How do you go about writing poetry?

It didn’t matter what he answered, someone was bound to take issue with what he said.

Writing poetry is more like a dance, it’s a series of gestures, albeit linguistic gestures, and movements, to its own music, and in this flow the mimetic arises, and the sequence of these actions signify, never as an object, always as a verb, and becomes, like myth, the thing said.

Asked the same question at another time and place, he would undoubtedly have come up with something different, perhaps contradictory.

There is a matter of elongation, a stretching of meaning and sound to move from one level to another and once that is reached another step has been taken as all things now and forever are in the past.  The delight is in the opposition of meaning and sound as in homonyms but in this case the multi-syllabication allows syntax to enter the picture and force the subject away from meaning into action.
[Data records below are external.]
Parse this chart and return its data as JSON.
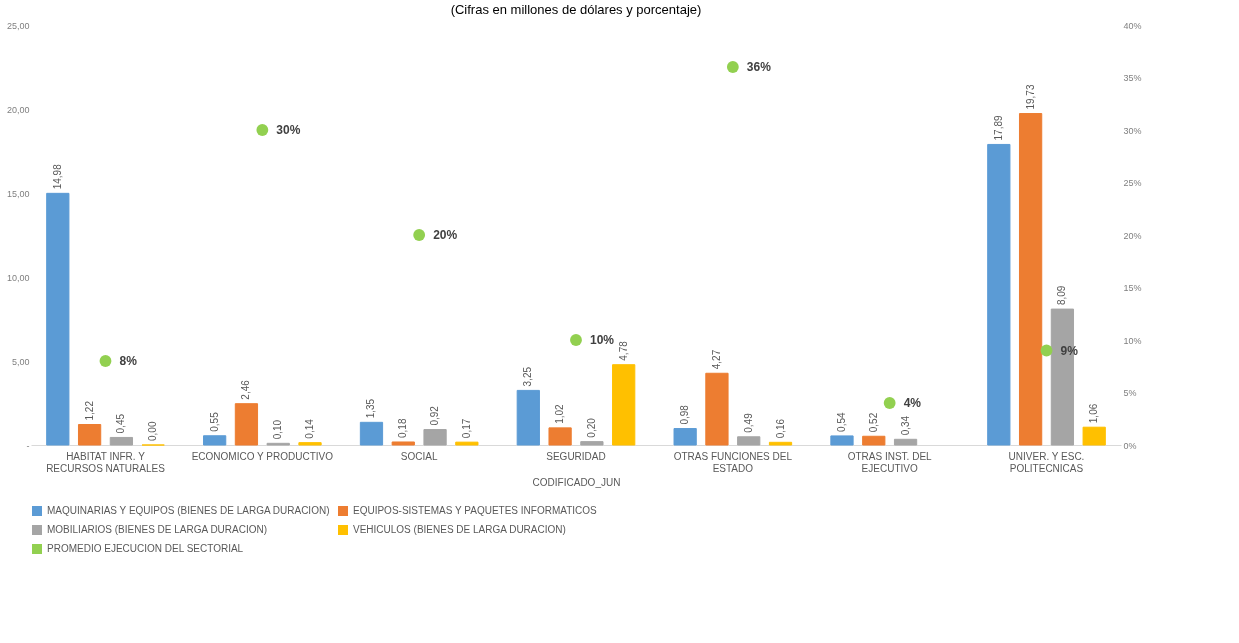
{
  "chart_data": {
    "type": "bar",
    "title": "(Cifras en millones de dólares y porcentaje)",
    "xlabel": "CODIFICADO_JUN",
    "categories": [
      "HABITAT INFR. Y RECURSOS NATURALES",
      "ECONOMICO Y PRODUCTIVO",
      "SOCIAL",
      "SEGURIDAD",
      "OTRAS FUNCIONES DEL ESTADO",
      "OTRAS INST. DEL EJECUTIVO",
      "UNIVER. Y ESC. POLITECNICAS"
    ],
    "series": [
      {
        "name": "MAQUINARIAS Y EQUIPOS (BIENES DE LARGA DURACION)",
        "color": "#5b9bd5",
        "values": [
          14.98,
          0.55,
          1.35,
          3.25,
          0.98,
          0.54,
          17.89
        ],
        "value_labels": [
          "14,98",
          "0,55",
          "1,35",
          "3,25",
          "0,98",
          "0,54",
          "17,89"
        ]
      },
      {
        "name": "EQUIPOS-SISTEMAS Y PAQUETES INFORMATICOS",
        "color": "#ed7d31",
        "values": [
          1.22,
          2.46,
          0.18,
          1.02,
          4.27,
          0.52,
          19.73
        ],
        "value_labels": [
          "1,22",
          "2,46",
          "0,18",
          "1,02",
          "4,27",
          "0,52",
          "19,73"
        ]
      },
      {
        "name": "MOBILIARIOS (BIENES DE LARGA DURACION)",
        "color": "#a5a5a5",
        "values": [
          0.45,
          0.1,
          0.92,
          0.2,
          0.49,
          0.34,
          8.09
        ],
        "value_labels": [
          "0,45",
          "0,10",
          "0,92",
          "0,20",
          "0,49",
          "0,34",
          "8,09"
        ]
      },
      {
        "name": "VEHICULOS (BIENES DE LARGA DURACION)",
        "color": "#ffc000",
        "values": [
          0.0,
          0.14,
          0.17,
          4.78,
          0.16,
          null,
          1.06
        ],
        "value_labels": [
          "0,00",
          "0,14",
          "0,17",
          "4,78",
          "0,16",
          null,
          "1,06"
        ]
      },
      {
        "name": "PROMEDIO EJECUCION DEL SECTORIAL",
        "type": "scatter",
        "axis": "y2",
        "color": "#92d050",
        "values": [
          8,
          30,
          20,
          10,
          36,
          4,
          9
        ],
        "value_labels": [
          "8%",
          "30%",
          "20%",
          "10%",
          "36%",
          "4%",
          "9%"
        ]
      }
    ],
    "ylim": [
      0,
      25
    ],
    "yticks": [
      {
        "value": 0,
        "label": "-"
      },
      {
        "value": 5,
        "label": "5,00"
      },
      {
        "value": 10,
        "label": "10,00"
      },
      {
        "value": 15,
        "label": "15,00"
      },
      {
        "value": 20,
        "label": "20,00"
      },
      {
        "value": 25,
        "label": "25,00"
      }
    ],
    "y2lim": [
      0,
      40
    ],
    "y2ticks": [
      {
        "value": 0,
        "label": "0%"
      },
      {
        "value": 5,
        "label": "5%"
      },
      {
        "value": 10,
        "label": "10%"
      },
      {
        "value": 15,
        "label": "15%"
      },
      {
        "value": 20,
        "label": "20%"
      },
      {
        "value": 25,
        "label": "25%"
      },
      {
        "value": 30,
        "label": "30%"
      },
      {
        "value": 35,
        "label": "35%"
      },
      {
        "value": 40,
        "label": "40%"
      }
    ],
    "grid": false,
    "legend": "bottom",
    "marker": "circle"
  }
}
If he could put his finger on it, it probably wasn’t poetry.

What advice would you give a beginning poet? 

Questions like that brought out his cynical side, not that it was ever all that well hidden in the first place.

Find something else to do. If you must and enjoy writing poetry, keep it to yourself or share it with a few like-minded friends.  Once you consider reaching a larger audience and begin to think in terms of “a public,” you have left the real world behind and are tempting fate. As a poet it is helpful to assume that every poet but yourself writing today is wrong.

Something Bob Kaufman once told him, or maybe he’d read it in the obituary where the “black Rimbaud” was quoted as saying “I wish to be forgotten” and realizing that such a proclamation was nothing if not memorable, as well as slyly echoing Pushkin’s last words, “Try to be forgotten.”  Sound advice no matter who spoke it. But, all the same, wishing or trying to be “forgotten” was entirely different from being “forgettable.”

The poem comes before the commentary.  The primary text is first, not only temporally.  It is not a pretext for subsequent exegetic or metaphoric treatment.  Its priority is one of essence, of ontological need and self-sufficiency.  The poem embodies and bodies forth through singular enactment its own reason for being.  The poem is.  Commentary simply signifies.

He could ask himself Why do I write?  There were so many reasons, and not one said it all.